Estou perdendo os sonhos que não consigo realizar por motivos que independem de mim. Estou perdendo as viagens que poderia fazer não fosse a obrigação de comparecer diariamente ao trabalho (o mesmo trabalho que paradoxalmente pagá-las-ia). Estou perdendo horas fantásticas ao lado de amigos mais fantásticos ainda que só consigo ver nas férias. Estou perdendo céus coloridos que as janelas do escritório não me deixam ver e estrelas sempre cobertas quer pela poluição, quer pela minha falta de tempo para contemplá-las.

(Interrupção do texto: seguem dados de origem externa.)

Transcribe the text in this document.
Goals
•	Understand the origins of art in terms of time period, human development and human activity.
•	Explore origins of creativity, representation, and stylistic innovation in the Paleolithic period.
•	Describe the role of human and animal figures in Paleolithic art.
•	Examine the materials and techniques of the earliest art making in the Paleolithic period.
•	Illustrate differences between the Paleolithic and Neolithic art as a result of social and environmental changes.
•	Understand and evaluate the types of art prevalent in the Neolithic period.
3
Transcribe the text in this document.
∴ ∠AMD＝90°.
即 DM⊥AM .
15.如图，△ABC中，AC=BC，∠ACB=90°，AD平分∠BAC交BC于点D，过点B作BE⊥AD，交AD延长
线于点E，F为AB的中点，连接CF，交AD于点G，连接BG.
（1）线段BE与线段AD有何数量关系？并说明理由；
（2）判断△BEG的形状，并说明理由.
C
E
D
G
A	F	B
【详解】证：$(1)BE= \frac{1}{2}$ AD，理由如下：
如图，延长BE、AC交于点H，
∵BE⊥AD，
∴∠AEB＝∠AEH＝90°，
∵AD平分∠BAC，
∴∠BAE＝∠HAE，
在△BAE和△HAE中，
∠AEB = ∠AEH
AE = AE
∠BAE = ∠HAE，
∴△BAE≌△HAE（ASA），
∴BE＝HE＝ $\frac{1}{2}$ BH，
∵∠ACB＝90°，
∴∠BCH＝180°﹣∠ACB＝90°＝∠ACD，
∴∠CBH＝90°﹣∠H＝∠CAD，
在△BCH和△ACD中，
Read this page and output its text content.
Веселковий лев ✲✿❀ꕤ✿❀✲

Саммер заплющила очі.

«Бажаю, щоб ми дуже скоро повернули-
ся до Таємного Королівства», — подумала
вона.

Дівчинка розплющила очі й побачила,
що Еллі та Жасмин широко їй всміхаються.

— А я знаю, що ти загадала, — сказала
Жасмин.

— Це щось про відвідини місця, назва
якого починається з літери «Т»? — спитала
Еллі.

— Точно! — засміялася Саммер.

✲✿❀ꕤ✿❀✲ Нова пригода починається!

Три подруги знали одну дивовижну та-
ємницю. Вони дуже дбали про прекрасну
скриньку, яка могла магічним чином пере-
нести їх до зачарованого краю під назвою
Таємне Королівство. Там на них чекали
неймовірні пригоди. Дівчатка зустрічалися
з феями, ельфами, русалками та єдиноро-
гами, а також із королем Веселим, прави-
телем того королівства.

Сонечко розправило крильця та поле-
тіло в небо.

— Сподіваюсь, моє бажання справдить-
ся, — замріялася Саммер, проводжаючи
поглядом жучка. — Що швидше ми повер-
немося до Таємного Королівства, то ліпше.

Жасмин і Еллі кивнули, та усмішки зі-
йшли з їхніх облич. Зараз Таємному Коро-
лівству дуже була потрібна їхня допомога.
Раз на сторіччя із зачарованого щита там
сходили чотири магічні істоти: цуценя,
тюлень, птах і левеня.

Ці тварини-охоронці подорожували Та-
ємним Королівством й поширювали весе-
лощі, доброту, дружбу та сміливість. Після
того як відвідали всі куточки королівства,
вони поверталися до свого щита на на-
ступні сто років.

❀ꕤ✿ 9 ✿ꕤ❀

E, nessa perda de tempo, não sou mais capaz de visualizar as palavras de amor que ainda quero ouvir, os olhares cúmplices teóricos que nunca tiveram tempo de serem praticados, as tortas de morango que não tive tempo de aprender a fazer, os solos de violão que a falta de tempo trancou no armário, os filhos que não tive, as orações que não fiz, os momentos de liberdade covardemente sufocados por estar sempre atrasada, numa luta insana contra o que sempre passa mais rápido do que eu, as pessoas que não conheci por nunca ter chegado a hora, as conversas que poderiam acontecer não fosse eu ter de fazer mil coisas ao mesmo tempo, os beijos que não recebi de alguens que não tiveram tempo a me dedicar ou que têm predileção ao depois, o que deixei de fazer enquanto esperava o trânsito andar, o dentista me atender, o médico chegar, a fila acabar...

Não adianta: quanto mais o calendário anda, mais tempo eu perco. (O ideal seria não dormir, como agora, mas numa insônia voluntária e compensadora, multiplicadora de horas extras, diferente desta, motivada pela sensação de impotência diante de horas contadas.) Eu trocaria, de olhos fechados, muitas das minhas horas solitárias por poucos minutos de companhia sincera e espontânea.

Pode ser a cidade em que vivo a maior culpada por essa sensação de relógio acelerado. Pode ser minha ansiedade ou minha expectativa pelo diferente, que teima em acontecer sempre igual na minha vida, ou, ainda, a constatação infeliz de que tudo está mudando exceto eu. Essas coisas atropelam tudo sem piedade, fazendo das vinte e quatro horas um piscar de olhos.

Então, hoje, quando adiantei o relógio em uma hora, não doeu. Foram apenas cócegas nesse imenso desperdício.